Im Soundlabor und am Computer entsteht letztlich ein Sample aus 32 unterschiedlichen Klängen, das aber nicht einfach wie ein Musikstück in Endlosschleife abgespielt werden kann. Deshalb mussten die Sounddesigner auch gleich noch das Programm zum Zusammensetzen der Klänge selber schreiben. «Unser Sound entsteht immer wieder neu, indem der Algorithmus die Einzeltöne abmischt und gewichtet – je nach Drehzahl, Gaspedalkennlinie, Last oder Tempo», erklärt Gsell. Wiedergegeben wird der Sound über je einen Lautsprecher unter der Haube und im Heck sowie zwei Innenboxen.
Cooler als jeder Stromer
Während im Modus «Efficiency» einzig der gesetzlich vorgeschriebene Klang über den vorderen Lautsprecher ertönt, setzt auf «Comfort» auch der hintere Klangkörper ein und lässt den Sound so voluminöser erscheinen. Innen gibts das volle Klangerlebnis, wenn der «Dynamic»-Modus aktiviert wird: Nun verwandelt sich das sanfte Surren zu einem kraftvollen, sonoren Sound.
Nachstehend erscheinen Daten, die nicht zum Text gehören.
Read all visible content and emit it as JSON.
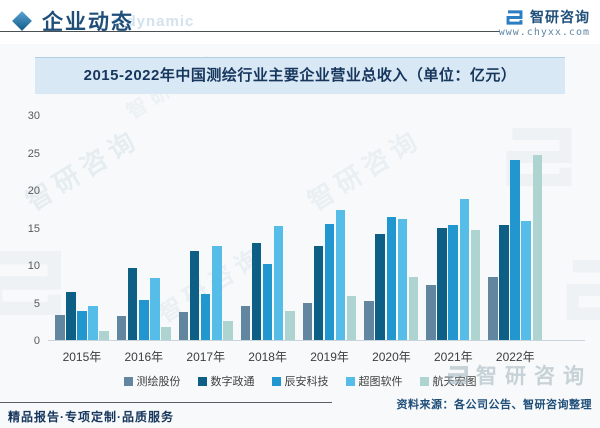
{
  "header": {
    "section_title": "企业动态",
    "section_watermark": "e dynamic",
    "brand_name": "智研咨询",
    "brand_url": "www.chyxx.com"
  },
  "chart_title": "2015-2022年中国测绘行业主要企业营业总收入（单位：亿元）",
  "chart_data": {
    "type": "bar",
    "title": "2015-2022年中国测绘行业主要企业营业总收入（单位：亿元）",
    "unit": "亿元",
    "categories": [
      "2015年",
      "2016年",
      "2017年",
      "2018年",
      "2019年",
      "2020年",
      "2021年",
      "2022年"
    ],
    "series": [
      {
        "name": "测绘股份",
        "color": "#6286a0",
        "values": [
          3.4,
          3.2,
          3.7,
          4.5,
          4.9,
          5.2,
          7.4,
          8.4
        ]
      },
      {
        "name": "数字政通",
        "color": "#0e5f86",
        "values": [
          6.4,
          9.6,
          11.9,
          13.0,
          12.5,
          14.1,
          14.9,
          15.3
        ]
      },
      {
        "name": "辰安科技",
        "color": "#2196cf",
        "values": [
          3.9,
          5.4,
          6.2,
          10.2,
          15.5,
          16.4,
          15.3,
          24.0
        ]
      },
      {
        "name": "超图软件",
        "color": "#56bce8",
        "values": [
          4.5,
          8.3,
          12.5,
          15.2,
          17.3,
          16.2,
          18.8,
          15.9
        ]
      },
      {
        "name": "航天宏图",
        "color": "#aed4d1",
        "values": [
          1.2,
          1.8,
          2.5,
          3.9,
          5.9,
          8.4,
          14.7,
          24.7
        ]
      }
    ],
    "ylim": [
      0,
      30
    ],
    "yticks": [
      0,
      5,
      10,
      15,
      20,
      25,
      30
    ],
    "grid": false,
    "legend_position": "bottom"
  },
  "footer": {
    "left_text": "精品报告·专项定制·品质服务",
    "source_text": "资料来源：各公司公告、智研咨询整理"
  },
  "watermark": {
    "text": "智研咨询"
  }
}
Unser Urteil: Cooler klingt bisher kein Stromer!
Doch Audi wäre nicht Audi, müssten die Kunden für dieses spezielle Klangerlebnis nicht auch separat in die Tasche greifen. Wie teuer das optionale Soundpaket bei der Markteinführung Anfang 2021 sein wird? Unklar. Auch darüber, was der E-Tron GT an sich kostet, kann bisher nur spekuliert werden. Der günstigste Porsche Taycan 4S mit 530 PS startet bei 129'000 Franken. Beim E-Tron GT dürfte es also sicher noch etwas mehr sein.